Sixty-six countries across 5 continents require by law that certain allergenic ingredients must be declared on labels when used in pre-packaged foods. However, across the different countries and regions, there are significant variations in which allergens must be labelled and how the labelling must be presented. A recent Open Access publication highlights approaches that could help to tackle the global problem of regulating food allergen labelling, including Precautionary Allergen Labelling (PAL).

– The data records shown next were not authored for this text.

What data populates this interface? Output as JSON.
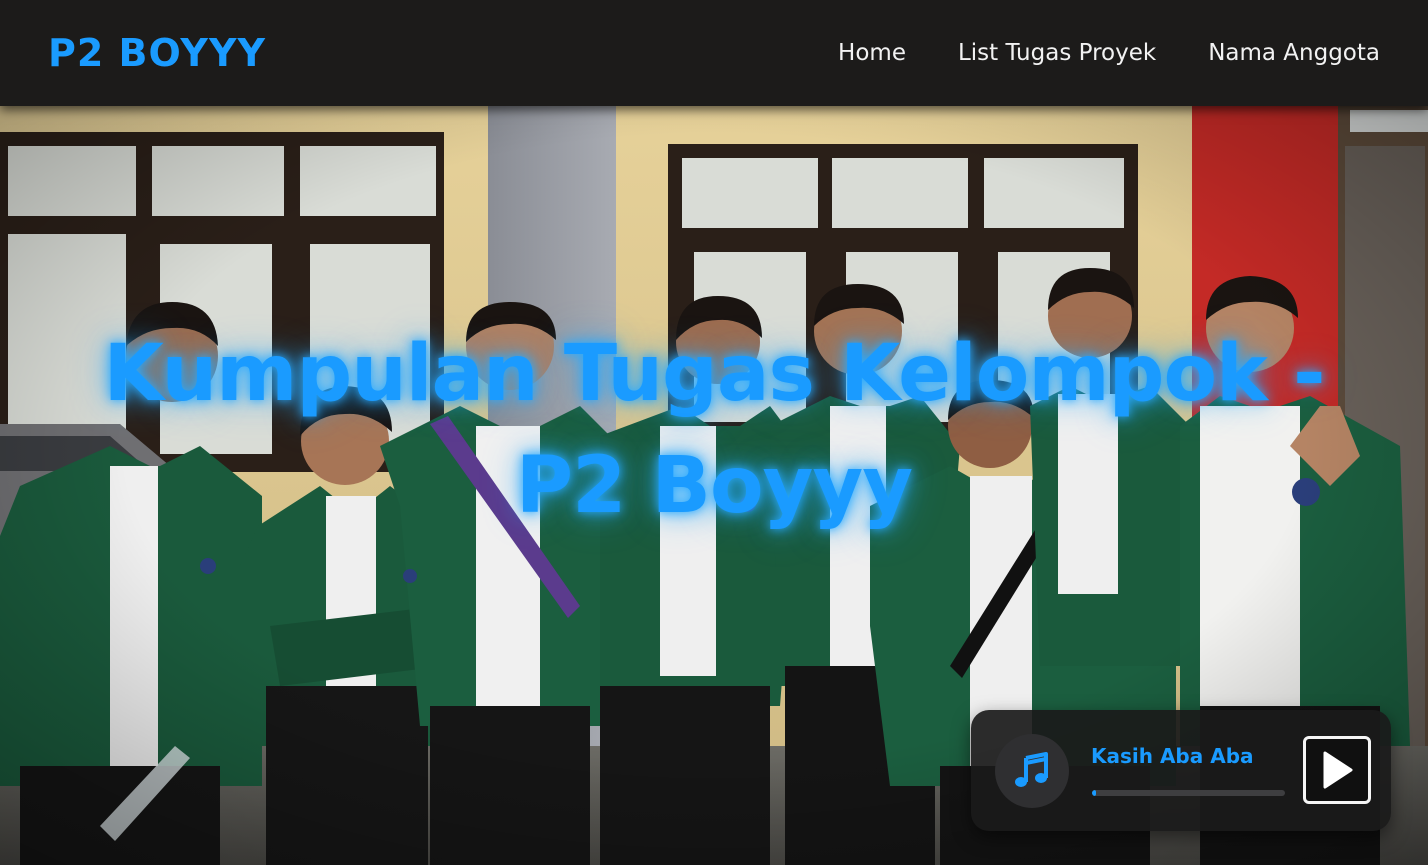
{
  "brand": "P2 BOYYY",
  "nav": {
    "items": [
      {
        "label": "Home"
      },
      {
        "label": "List Tugas Proyek"
      },
      {
        "label": "Nama Anggota"
      }
    ]
  },
  "hero": {
    "title": "Kumpulan Tugas Kelompok - P2 Boyyy",
    "image_subject": "group photo of eight students in green blazers in front of a building"
  },
  "player": {
    "song_title": "Kasih Aba Aba",
    "progress": 0.02,
    "icon": "music-note-icon",
    "play_icon": "play-icon"
  },
  "colors": {
    "accent": "#1a9bff",
    "navbar_bg": "#1c1b1a",
    "nav_text": "#f2f2f2",
    "blazer_green": "#1a5a3c"
  }
}
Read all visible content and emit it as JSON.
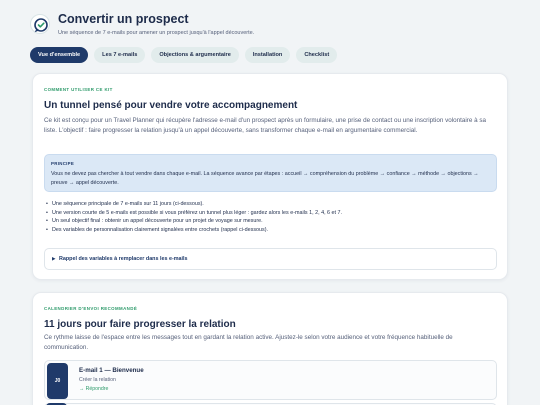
{
  "header": {
    "title": "Convertir un prospect",
    "subtitle": "Une séquence de 7 e-mails pour amener un prospect jusqu'à l'appel découverte.",
    "logo_icon": "chat-check-logo",
    "brand_color": "#1f3a6a",
    "accent_color": "#2d9a6a"
  },
  "tabs": [
    {
      "label": "Vue d'ensemble",
      "active": true
    },
    {
      "label": "Les 7 e-mails",
      "active": false
    },
    {
      "label": "Objections & argumentaire",
      "active": false
    },
    {
      "label": "Installation",
      "active": false
    },
    {
      "label": "Checklist",
      "active": false
    }
  ],
  "intro": {
    "eyebrow": "COMMENT UTILISER CE KIT",
    "title": "Un tunnel pensé pour vendre votre accompagnement",
    "description": "Ce kit est conçu pour un Travel Planner qui récupère l'adresse e-mail d'un prospect après un formulaire, une prise de contact ou une inscription volontaire à sa liste. L'objectif : faire progresser la relation jusqu'à un appel découverte, sans transformer chaque e-mail en argumentaire commercial.",
    "principle": {
      "label": "PRINCIPE",
      "text": "Vous ne devez pas chercher à tout vendre dans chaque e-mail. La séquence avance par étapes : accueil → compréhension du problème → confiance → méthode → objections → preuve → appel découverte."
    },
    "bullets": [
      "Une séquence principale de 7 e-mails sur 11 jours (ci-dessous).",
      "Une version courte de 5 e-mails est possible si vous préférez un tunnel plus léger : gardez alors les e-mails 1, 2, 4, 6 et 7.",
      "Un seul objectif final : obtenir un appel découverte pour un projet de voyage sur mesure.",
      "Des variables de personnalisation clairement signalées entre crochets (rappel ci-dessous)."
    ],
    "accordion_label": "Rappel des variables à remplacer dans les e-mails"
  },
  "calendar": {
    "eyebrow": "CALENDRIER D'ENVOI RECOMMANDÉ",
    "title": "11 jours pour faire progresser la relation",
    "description": "Ce rythme laisse de l'espace entre les messages tout en gardant la relation active. Ajustez-le selon votre audience et votre fréquence habituelle de communication.",
    "emails": [
      {
        "day": "J0",
        "title": "E-mail 1 — Bienvenue",
        "desc": "Créer la relation",
        "action": "→ Répondre"
      }
    ]
  }
}
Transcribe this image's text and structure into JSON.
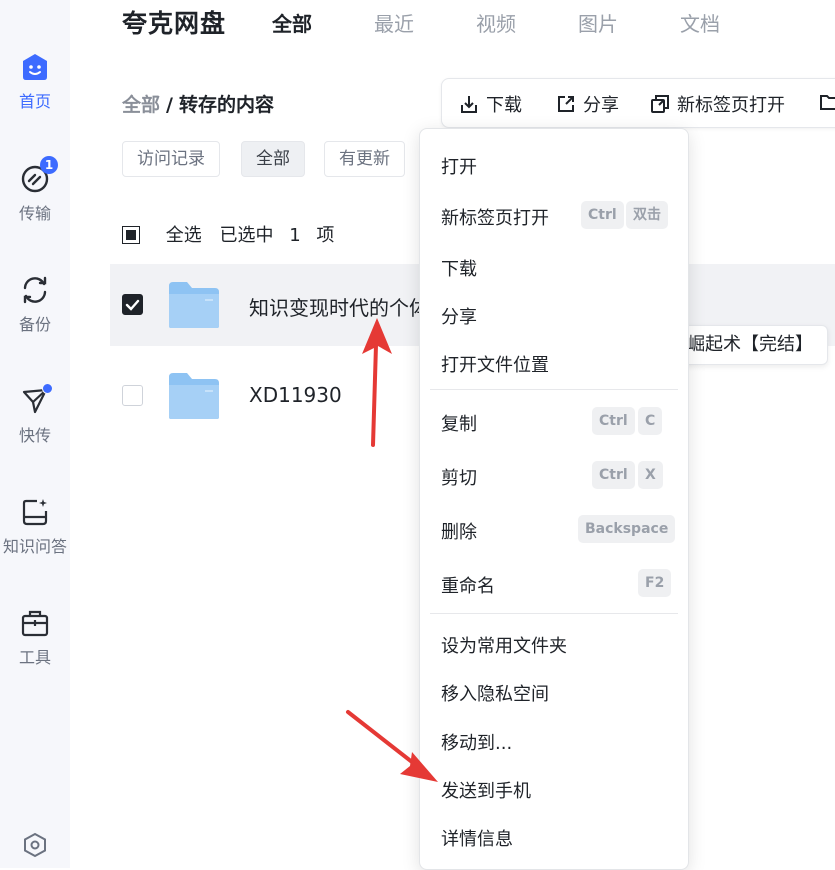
{
  "app": {
    "title": "夸克网盘"
  },
  "top_tabs": [
    {
      "label": "全部",
      "active": true
    },
    {
      "label": "最近"
    },
    {
      "label": "视频"
    },
    {
      "label": "图片"
    },
    {
      "label": "文档"
    }
  ],
  "sidebar": {
    "items": [
      {
        "label": "首页",
        "icon": "home-face-icon",
        "active": true
      },
      {
        "label": "传输",
        "icon": "transfer-icon",
        "badge": "1"
      },
      {
        "label": "备份",
        "icon": "backup-sync-icon"
      },
      {
        "label": "快传",
        "icon": "paper-plane-icon"
      },
      {
        "label": "知识问答",
        "icon": "knowledge-qa-icon"
      },
      {
        "label": "工具",
        "icon": "toolbox-icon"
      }
    ],
    "settings_icon": "settings-hexagon-icon"
  },
  "breadcrumb": {
    "root": "全部",
    "separator": "/",
    "current": "转存的内容"
  },
  "toolbar": {
    "download": "下载",
    "share": "分享",
    "open_new_tab": "新标签页打开"
  },
  "filters": [
    {
      "label": "访问记录"
    },
    {
      "label": "全部",
      "active": true
    },
    {
      "label": "有更新"
    }
  ],
  "selection": {
    "select_all": "全选",
    "selected_prefix": "已选中",
    "selected_count": "1",
    "selected_suffix": "项"
  },
  "files": [
    {
      "name": "知识变现时代的个体",
      "selected": true
    },
    {
      "name": "XD11930",
      "selected": false
    }
  ],
  "tooltip": {
    "text": "崛起术【完结】"
  },
  "context_menu": {
    "open": "打开",
    "open_new_tab": "新标签页打开",
    "open_new_tab_keys": [
      "Ctrl",
      "双击"
    ],
    "download": "下载",
    "share": "分享",
    "open_location": "打开文件位置",
    "copy": "复制",
    "copy_keys": [
      "Ctrl",
      "C"
    ],
    "cut": "剪切",
    "cut_keys": [
      "Ctrl",
      "X"
    ],
    "delete": "删除",
    "delete_key": "Backspace",
    "rename": "重命名",
    "rename_key": "F2",
    "set_favorite": "设为常用文件夹",
    "move_private": "移入隐私空间",
    "move_to": "移动到...",
    "send_to_phone": "发送到手机",
    "details": "详情信息"
  },
  "colors": {
    "accent": "#3d6bff",
    "annotation_arrow": "#e53935",
    "folder": "#8ec3f3"
  }
}
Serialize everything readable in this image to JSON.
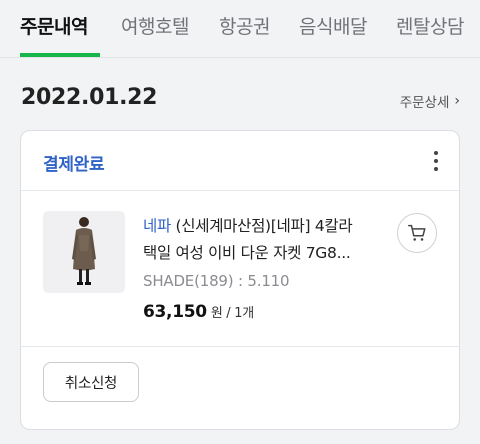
{
  "tabs": [
    {
      "label": "주문내역",
      "active": true
    },
    {
      "label": "여행호텔",
      "active": false
    },
    {
      "label": "항공권",
      "active": false
    },
    {
      "label": "음식배달",
      "active": false
    },
    {
      "label": "렌탈상담",
      "active": false
    }
  ],
  "order": {
    "date": "2022.01.22",
    "detail_link": "주문상세",
    "status": "결제완료",
    "product": {
      "brand": "네파",
      "name_line1_rest": " (신세계마산점)[네파] 4칼라",
      "name_line2": "택일 여성 이비 다운 자켓 7G8...",
      "option": "SHADE(189) : 5.110",
      "price": "63,150",
      "price_unit": "원 / 1개"
    },
    "cancel_button": "취소신청"
  },
  "colors": {
    "accent_green": "#17b54a",
    "status_blue": "#2f63c6"
  }
}
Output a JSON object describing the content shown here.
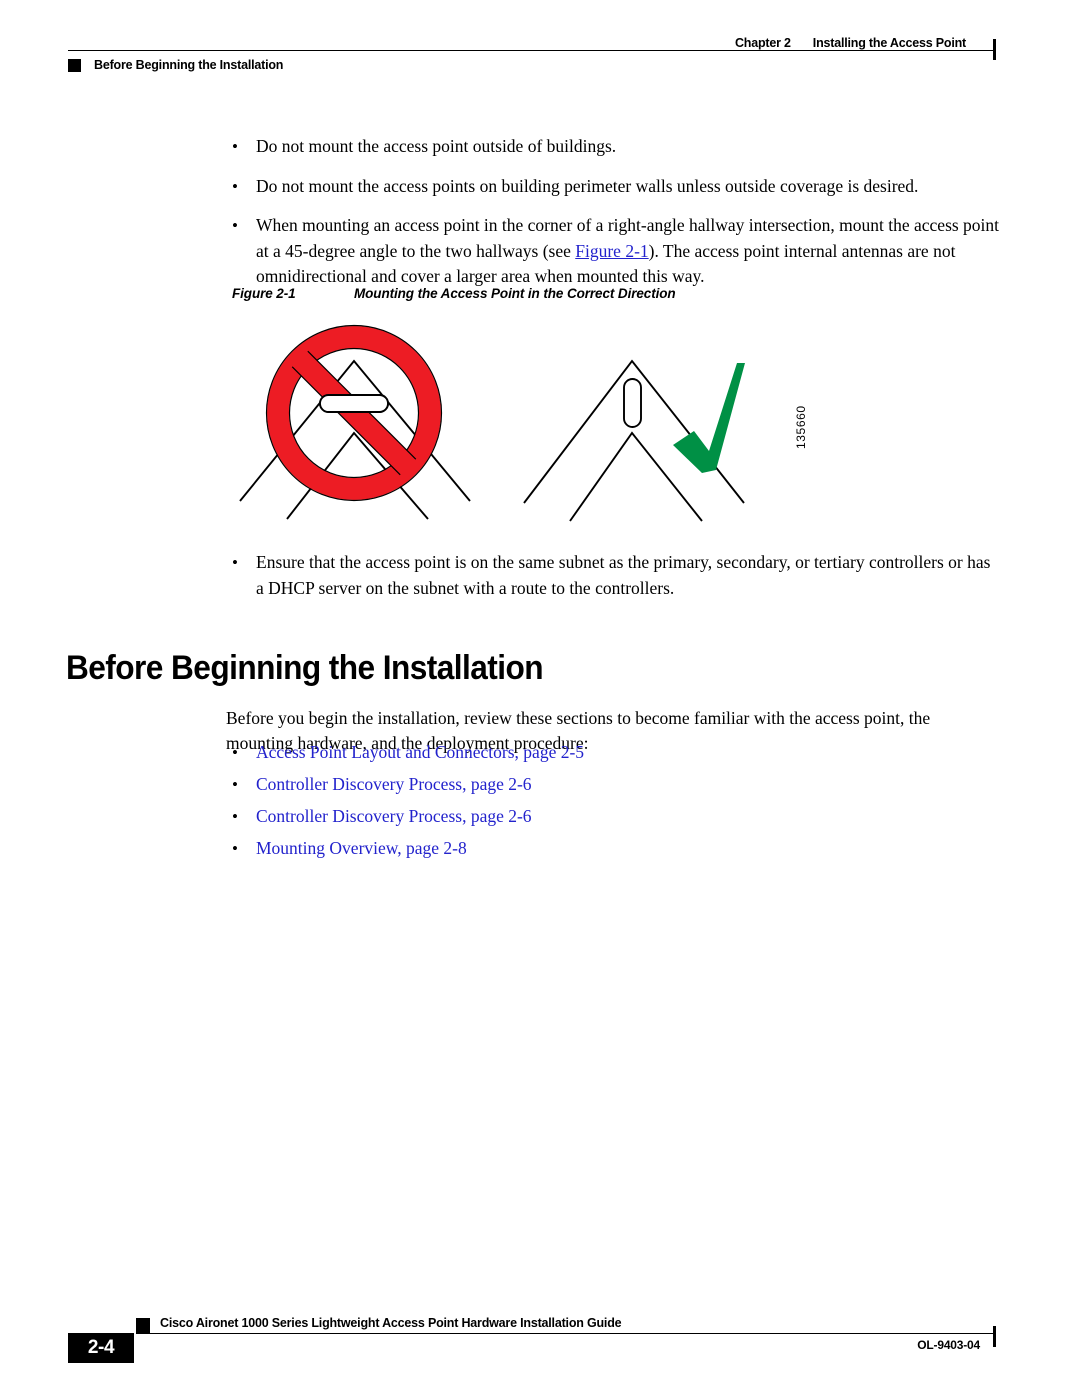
{
  "header": {
    "chapter_label": "Chapter 2",
    "chapter_title": "Installing the Access Point",
    "running_head": "Before Beginning the Installation"
  },
  "top_bullets": [
    {
      "marker": "•",
      "text": "Do not mount the access point outside of buildings."
    },
    {
      "marker": "•",
      "text": "Do not mount the access points on building perimeter walls unless outside coverage is desired."
    }
  ],
  "third_bullet": {
    "marker": "•",
    "part1": "When mounting an access point in the corner of a right-angle hallway intersection, mount the access point at a 45-degree angle to the two hallways (see ",
    "xref": "Figure 2-1",
    "part2": "). The access point internal antennas are not omnidirectional and cover a larger area when mounted this way."
  },
  "figure": {
    "caption_number": "Figure 2-1",
    "caption_title": "Mounting the Access Point in the Correct Direction",
    "figure_id": "135660",
    "colors": {
      "prohibition_red": "#ED1C24",
      "checkmark_green": "#009045",
      "line_black": "#000000"
    },
    "left_panel_name": "incorrect-mounting-diagram",
    "right_panel_name": "correct-mounting-diagram"
  },
  "subnet_bullet": {
    "marker": "•",
    "text": "Ensure that the access point is on the same subnet as the primary, secondary, or tertiary controllers or has a DHCP server on the subnet with a route to the controllers."
  },
  "section": {
    "heading": "Before Beginning the Installation",
    "intro": "Before you begin the installation, review these sections to become familiar with the access point, the mounting hardware, and the deployment procedure:",
    "links": [
      {
        "marker": "•",
        "text": "Access Point Layout and Connectors, page 2-5"
      },
      {
        "marker": "•",
        "text": "Controller Discovery Process, page 2-6"
      },
      {
        "marker": "•",
        "text": "Controller Discovery Process, page 2-6"
      },
      {
        "marker": "•",
        "text": "Mounting Overview, page 2-8"
      }
    ],
    "link_color": "#2222cc"
  },
  "footer": {
    "page_number": "2-4",
    "guide_title": "Cisco Aironet 1000 Series Lightweight Access Point Hardware Installation Guide",
    "doc_id": "OL-9403-04"
  }
}
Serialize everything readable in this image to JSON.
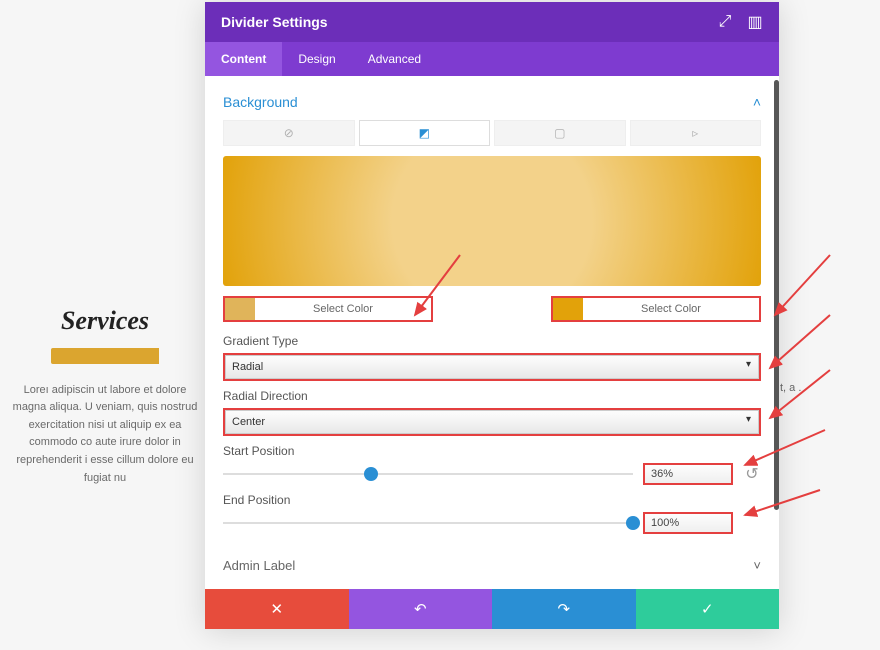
{
  "page": {
    "services_title": "Services",
    "lorem": "Loreı\nadipiscin\nut labore et dolore magna aliqua. U\nveniam, quis nostrud exercitation\nnisi ut aliquip ex ea commodo co\naute irure dolor in reprehenderit i\nesse cillum dolore eu fugiat nu",
    "lorem_right": "t,\n a\n.\n"
  },
  "modal": {
    "title": "Divider Settings",
    "tabs": {
      "content": "Content",
      "design": "Design",
      "advanced": "Advanced"
    },
    "section_background": "Background",
    "bg_type_icons": {
      "color": "⊘",
      "gradient": "◩",
      "image": "▢",
      "video": "▹"
    },
    "color1": {
      "swatch": "#e0b45a",
      "label": "Select Color"
    },
    "color2": {
      "swatch": "#e2a20a",
      "label": "Select Color"
    },
    "preview_gradient": "radial-gradient(circle at center, #f3d28a 0%, #f3d28a 36%, #e2a20a 100%)",
    "gradient_type": {
      "label": "Gradient Type",
      "value": "Radial"
    },
    "radial_direction": {
      "label": "Radial Direction",
      "value": "Center"
    },
    "start_position": {
      "label": "Start Position",
      "value": "36%",
      "pct": 36
    },
    "end_position": {
      "label": "End Position",
      "value": "100%",
      "pct": 100
    },
    "admin_label": "Admin Label",
    "footer": {
      "cancel": "✕",
      "undo": "↶",
      "redo": "↷",
      "save": "✓"
    },
    "header_icons": {
      "expand": "⤢",
      "cols": "▥"
    }
  }
}
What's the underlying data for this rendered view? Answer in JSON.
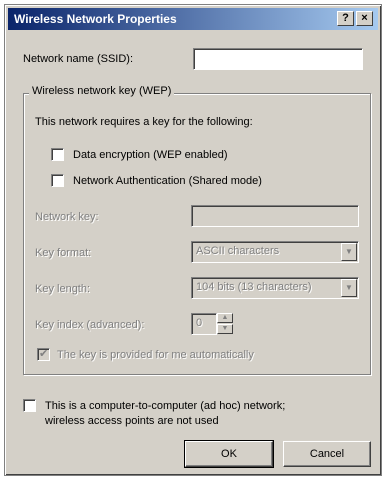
{
  "window": {
    "title": "Wireless Network Properties",
    "help_glyph": "?",
    "close_glyph": "×"
  },
  "ssid": {
    "label": "Network name (SSID):",
    "value": ""
  },
  "wep_group": {
    "title": "Wireless network key (WEP)",
    "intro": "This network requires a key for the following:",
    "data_encryption": {
      "label": "Data encryption (WEP enabled)",
      "checked": false
    },
    "network_auth": {
      "label": "Network Authentication (Shared mode)",
      "checked": false
    },
    "network_key": {
      "label": "Network key:",
      "value": ""
    },
    "key_format": {
      "label": "Key format:",
      "selected": "ASCII characters"
    },
    "key_length": {
      "label": "Key length:",
      "selected": "104 bits (13 characters)"
    },
    "key_index": {
      "label": "Key index (advanced):",
      "value": "0"
    },
    "auto_key": {
      "label": "The key is provided for me automatically",
      "checked": true,
      "check_glyph": "✔"
    }
  },
  "adhoc": {
    "label_line1": "This is a computer-to-computer (ad hoc) network;",
    "label_line2": "wireless access points are not used",
    "checked": false
  },
  "buttons": {
    "ok": "OK",
    "cancel": "Cancel"
  },
  "icons": {
    "dropdown": "▼",
    "spin_up": "▲",
    "spin_down": "▼"
  }
}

PAL should be only used when a solid evidence-based risk management plan is in place. The authors suggest a quantitative approach to PAL, such as the Allergen Bureau’s VITAL 3.0, could provide an effective risk communication strategy, widening consumers’ food choices and improving their confidence in food labelling. They propose that an internationally recognized organization (such as Food and Agriculture Organization [FAO] or Codex Alimentarius Commission Committee on Food Labelling [Codex]), above regional regulators and Governments, could take the lead in implementing the VITAL system globally.
As an alternative to PAL, it is proposed that development and validation of highly sensitive analytical detection methods would overcome the need for risk stratification. For example, targeted liquid chromatography–mass spectrometry (LC-MS/MS) methods have been proposed as alternatives to enzyme-linked immunosorbent assays (ELISA) and DNA-based methods, due to the high accuracy and reliability. However, some limitations of the LC-MS/MS methods include:
- not rapid enough to be used along the food production lines for verification of sanitation, validation of minimised cross-contact and thus to minimise the use of PAL
- expensive instruments require specialised operators
- the methods are currently subject to matrix issues.
In summarising the possible approaches, the authors urge international organizations, regulators, and food industries to collaborate on implementation of harmonised mandatory requirements for labelling of allergen in food products in all countries. Development of sensitive detection methods should also be prioritised to reduce the levels of uncertainty that underpin current widespread and unhelpful use of PAL. As a strategy of last resort, PAL should be applied with global consistency based on a solid technical system such as VITAL 3.0.